Diskless howto avec FreeBSD

Ce document présente la configuration d'un serveur FreeBSD pour que des clients "diskless" (sans système d'exploitation local) puissent démarrer dessus. Les avantages sont multiples, en particulier si le parc de machines est important: les mises à jour et l'installation de packages sont en effet centralisés.

Matériel requis

Pas de particularité pour le serveur, si ce n'est une machine relativement puissante et des disques rapides (voire redondant en RAID5 par exemple). Les solutions Escalade de 3ware sont intéressantes pour créer un système RAID5 à moindre frais en utilisant des disques IDE (de plus, le driver pilotant ces cartes (twe) est intégré dans le noyau générique, il est possible d'installer FreeBSD directement depuis une disquette de boot ou un CD d'installation standard).

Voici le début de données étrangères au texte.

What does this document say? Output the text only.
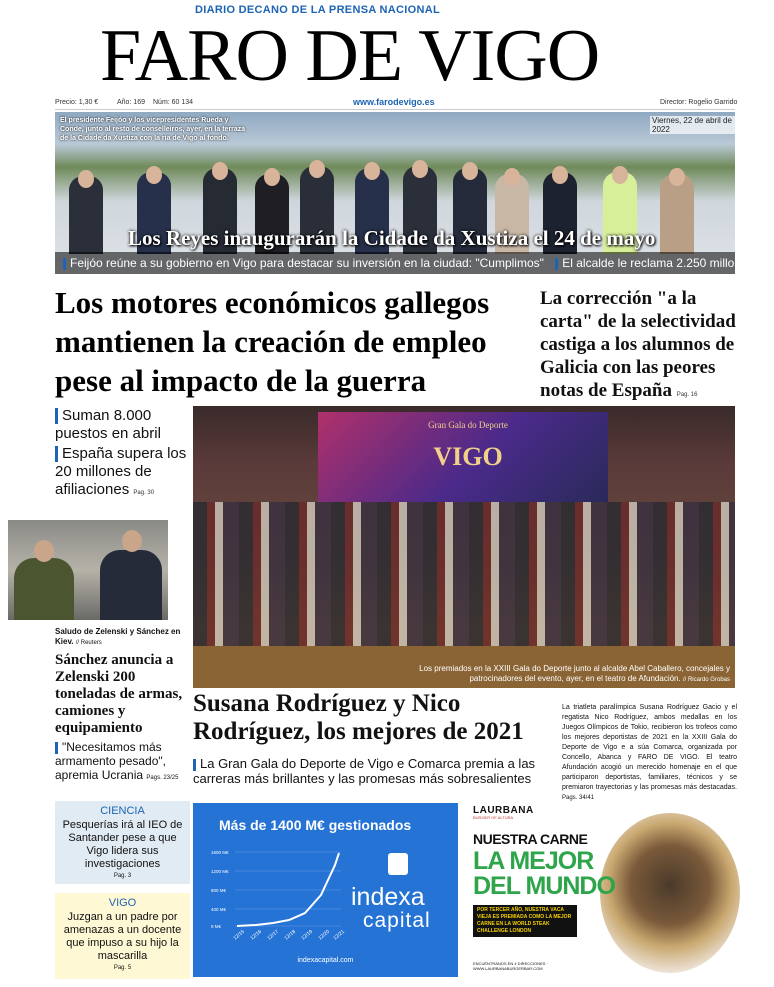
DIARIO DECANO DE LA PRENSA NACIONAL
FARO DE VIGO
Precio: 1,30 €	Año: 169 Núm: 60 134	www.farodevigo.es	Director: Rogelio Garrido
El presidente Feijóo y los vicepresidentes Rueda y Conde, junto al resto de conselleiros, ayer, en la terraza de la Cidade da Xustiza con la ría de Vigo al fondo.
Viernes, 22 de abril de 2022
Los Reyes inaugurarán la Cidade da Xustiza el 24 de mayo
Feijóo reúne a su gobierno en Vigo para destacar su inversión en la ciudad: "Cumplimos" El alcalde le reclama 2.250 millones Pag. 2
Los motores económicos gallegos mantienen la creación de empleo pese al impacto de la guerra
La corrección "a la carta" de la selectividad castiga a los alumnos de Galicia con las peores notas de España Pag. 16

Suman 8.000 puestos en abril

España supera los 20 millones de afiliaciones Pag. 30

Gran Gala do Deporte
VIGO
Los premiados en la XXIII Gala do Deporte junto al alcalde Abel Caballero, concejales y patrocinadores del evento, ayer, en el teatro de Afundación. // Ricardo Grobas
Saludo de Zelenski y Sánchez en Kiev. // Reuters
Sánchez anuncia a Zelenski 200 toneladas de armas, camiones y equipamiento
"Necesitamos más armamento pesado", apremia Ucrania Pags. 23/25
Susana Rodríguez y Nico Rodríguez, los mejores de 2021
La Gran Gala do Deporte de Vigo e Comarca premia a las carreras más brillantes y las promesas más sobresalientes
La triatleta paralímpica Susana Rodríguez Gacio y el regatista Nico Rodríguez, ambos medallas en los Juegos Olímpicos de Tokio, recibieron los trofeos como los mejores deportistas de 2021 en la XXIII Gala do Deporte de Vigo e a súa Comarca, organizada por Concello, Abanca y FARO DE VIGO. El teatro Afundación acogió un merecido homenaje en el que participaron deportistas, familiares, técnicos y se premiaron trayectorias y las promesas más destacadas. Pags. 34/41
CIENCIA
Pesquerías irá al IEO de Santander pese a que Vigo lidera sus investigaciones
Pag. 3
VIGO
Juzgan a un padre por amenazas a un docente que impuso a su hijo la mascarilla
Pag. 5
Más de 1400 M€ gestionados
1600 M€
1200 M€
800 M€
400 M€
0 M€
12/15 12/16 12/17 12/18 12/19 12/20 12/21
indexa
capital
indexacapital.com
LAURBANA
BURGER OF ALTURA
NUESTRA CARNE
LA MEJOR
DEL MUNDO
POR TERCER AÑO, NUESTRA VACA VIEJA ES PREMIADA COMO LA MEJOR CARNE EN LA WORLD STEAK CHALLENGE LONDON
ENCUÉNTRANOS EN 4 DIRECCIONES · WWW.LAURBANABURGERBAR.COM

Pour les machines clientes, il faut que la carte réseau supporte les protocoles BOOTP et PXE. Il est également possible de flasher l'EEPROM de la carte réseau si celle-ci le permet afin de charger le noyau via NFS (grace aux utilitaires etherboot que vous trouverez dans les ports). Les cartes Intel Etherexpress Pro 100 me paraissent les plus adaptées.

Installation du serveur

Il faut installer FreeBSD avec les sources pour avoir accès au script qui crée l'arborescence de base pour une machine diskless. La première chose à faire est de lancer ce script en tant que root par la commande:

cd /usr/src/share/examples/diskless
./clone_root all
    

Le script crée le répertoire /diskless_root à la racine. C'est ce répertoire qui servira de base à toutes les machines diskless.

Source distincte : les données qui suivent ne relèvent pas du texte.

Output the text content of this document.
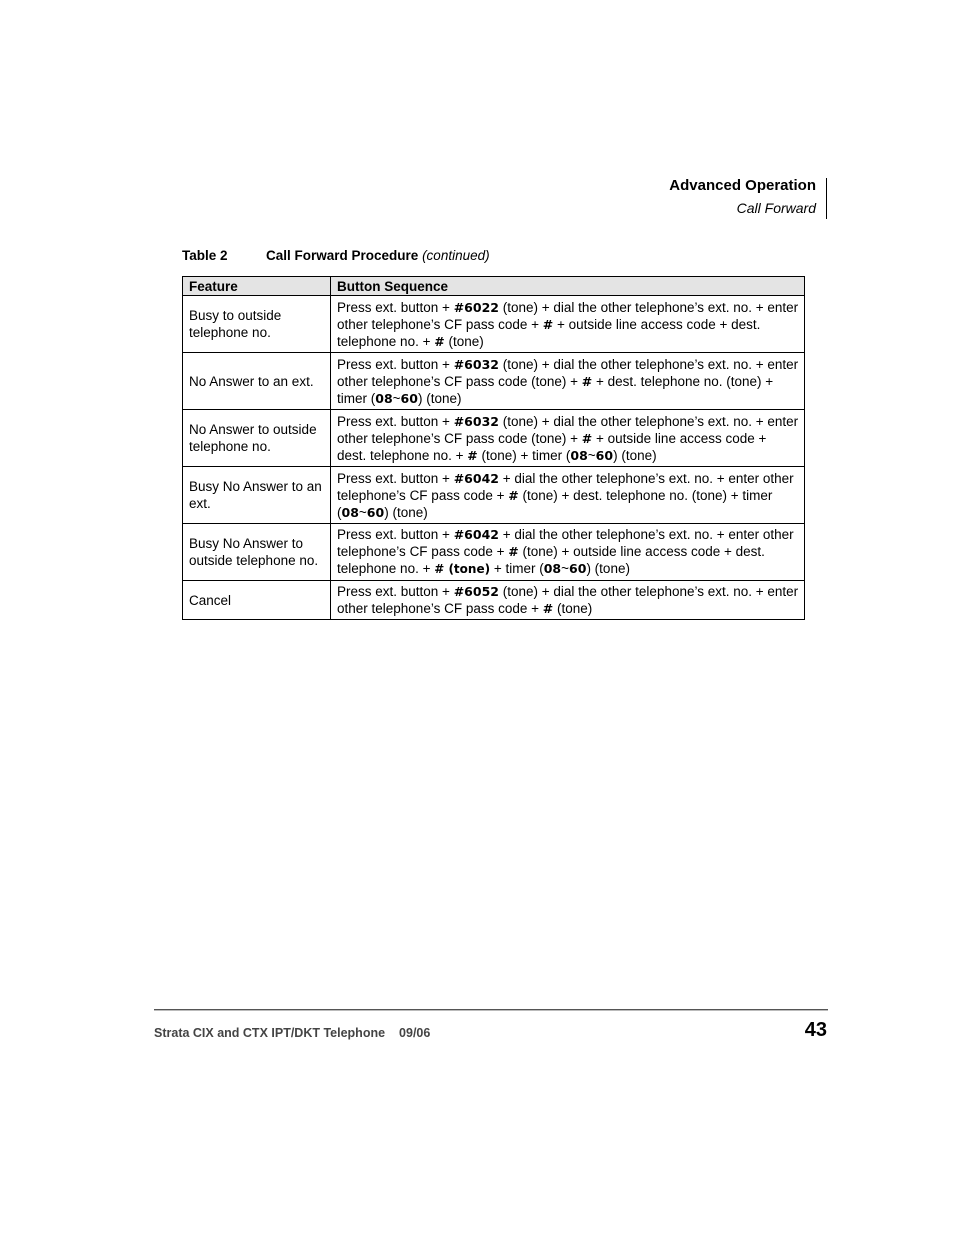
Advanced Operation
Call Forward
Table 2	Call Forward Procedure (continued)
Feature	Button Sequence
Busy to outside telephone no.	Press ext. button + #6022 (tone) + dial the other telephone’s ext. no. + enter other telephone’s CF pass code + # + outside line access code + dest. telephone no. + # (tone)
No Answer to an ext.	Press ext. button + #6032 (tone) + dial the other telephone’s ext. no. + enter other telephone’s CF pass code (tone) + # + dest. telephone no. (tone) + timer (08~60) (tone)
No Answer to outside telephone no.	Press ext. button + #6032 (tone) + dial the other telephone’s ext. no. + enter other telephone’s CF pass code (tone) + # + outside line access code + dest. telephone no. + # (tone) + timer (08~60) (tone)
Busy No Answer to an ext.	Press ext. button + #6042 + dial the other telephone’s ext. no. + enter other telephone’s CF pass code + # (tone) + dest. telephone no. (tone) + timer (08~60) (tone)
Busy No Answer to outside telephone no.	Press ext. button + #6042 + dial the other telephone’s ext. no. + enter other telephone’s CF pass code + # (tone) + outside line access code + dest. telephone no. + # (tone) + timer (08~60) (tone)
Cancel	Press ext. button + #6052 (tone) + dial the other telephone’s ext. no. + enter other telephone’s CF pass code + # (tone)
Strata CIX and CTX IPT/DKT Telephone 09/06	43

Nous devons également configurer 2 services: un qui attribuera une IP à la machine qui en fait la demande (le démon bootpd) et un qui fournira le noyau à la machine (tftpd).

Le serveur bootpd

Nous utiliserons bootpd car il fait partie de l'installation de base et qu'il suffit parfaitement à ce que nous voulons faire. Il est également possible d'utiliser le serveur DHCP isc-dhcpd mais nous ne détaillerons pas sa configuration ici.

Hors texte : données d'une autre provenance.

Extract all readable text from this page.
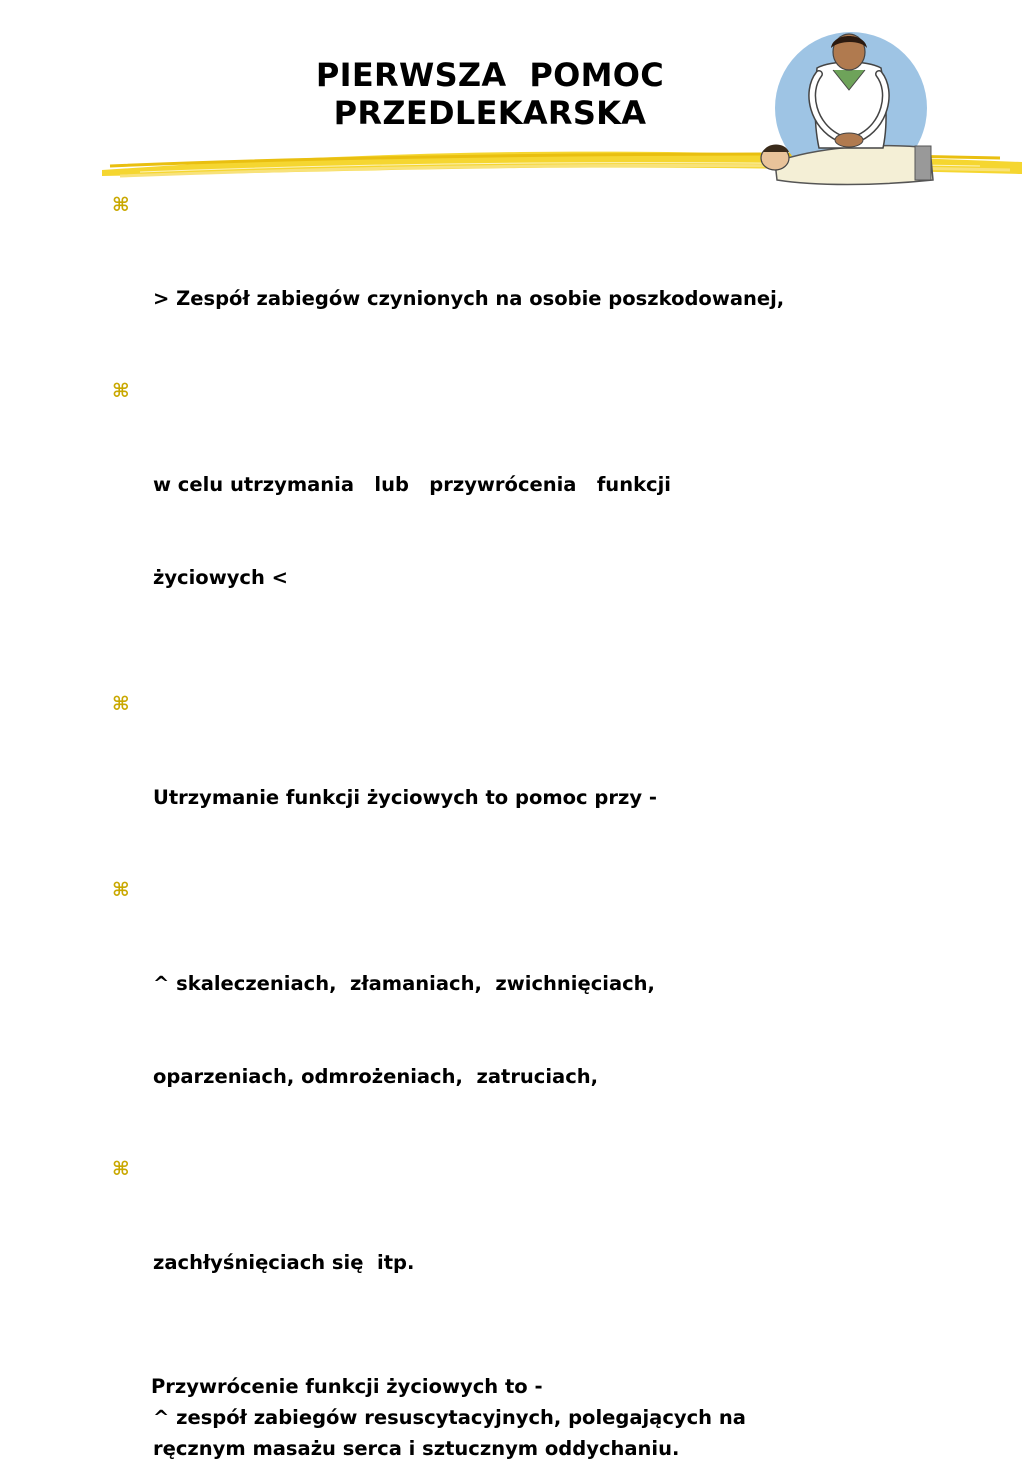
PIERWSZA  POMOC
PRZEDLEKARSKA

⌘

> Zespół zabiegów czynionych na osobie poszkodowanej,

⌘

w celu utrzymania   lub   przywrócenia   funkcji

życiowych <

⌘

Utrzymanie funkcji życiowych to pomoc przy -

⌘

^ skaleczeniach,  złamaniach,  zwichnięciach,

oparzeniach, odmrożeniach,  zatruciach,

⌘

zachłyśnięciach się  itp.

Przywrócenie funkcji życiowych to -
^ zespół zabiegów resuscytacyjnych, polegających na
ręcznym masażu serca i sztucznym oddychaniu.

bootpd est lancé par inetd, décommentez la ligne suivante dans /etc/inetd.conf:

bootps dgram   udp     wait    root    /usr/libexec/bootpd     bootpd
    

La configuration se fait par le fichier /etc/bootptab. En voici un exemple:

.default:\
        :sm=255.255.255.0:\
        :gw=10.2.3.1:\
        :ht=ether:\
        :vm=rfc1048:\
        :rp="10.2.3.2:/diskless_root":\
        :td=/tftpboot:
crawl01:bf="pxeboot":ip=10.2.3.10:ha=0020ed123456:tc=.default:
crawl02:bf="pxeboot":ip=10.2.3.11:ha=0020ed123457:tc=.default:
    

sm est le masque réseau
gw la gateway
ht le type de matériel des clients (ici de l'ethernet)
vm la norme utilisée
rp l'adresse réseau de la partition root (/)
td le répertoire où l'on trouvera le noyau

les lignes crawl01 et crawl02 sont spécifiques aux clients qui vont se connecter (si vous rajoutez de nouvelles machines sur votre réseau, c'est ici qu'il faudra renseigner le serveur bootp)
bf est le nom du fichier contenant le kernel (ici pxeboot)
ip l'adresse ip qui sera attribuée
ha l'adresse mac de la carte
tc la configuration à utiliser (ici .default, on pourrait avoir plusieurs sections)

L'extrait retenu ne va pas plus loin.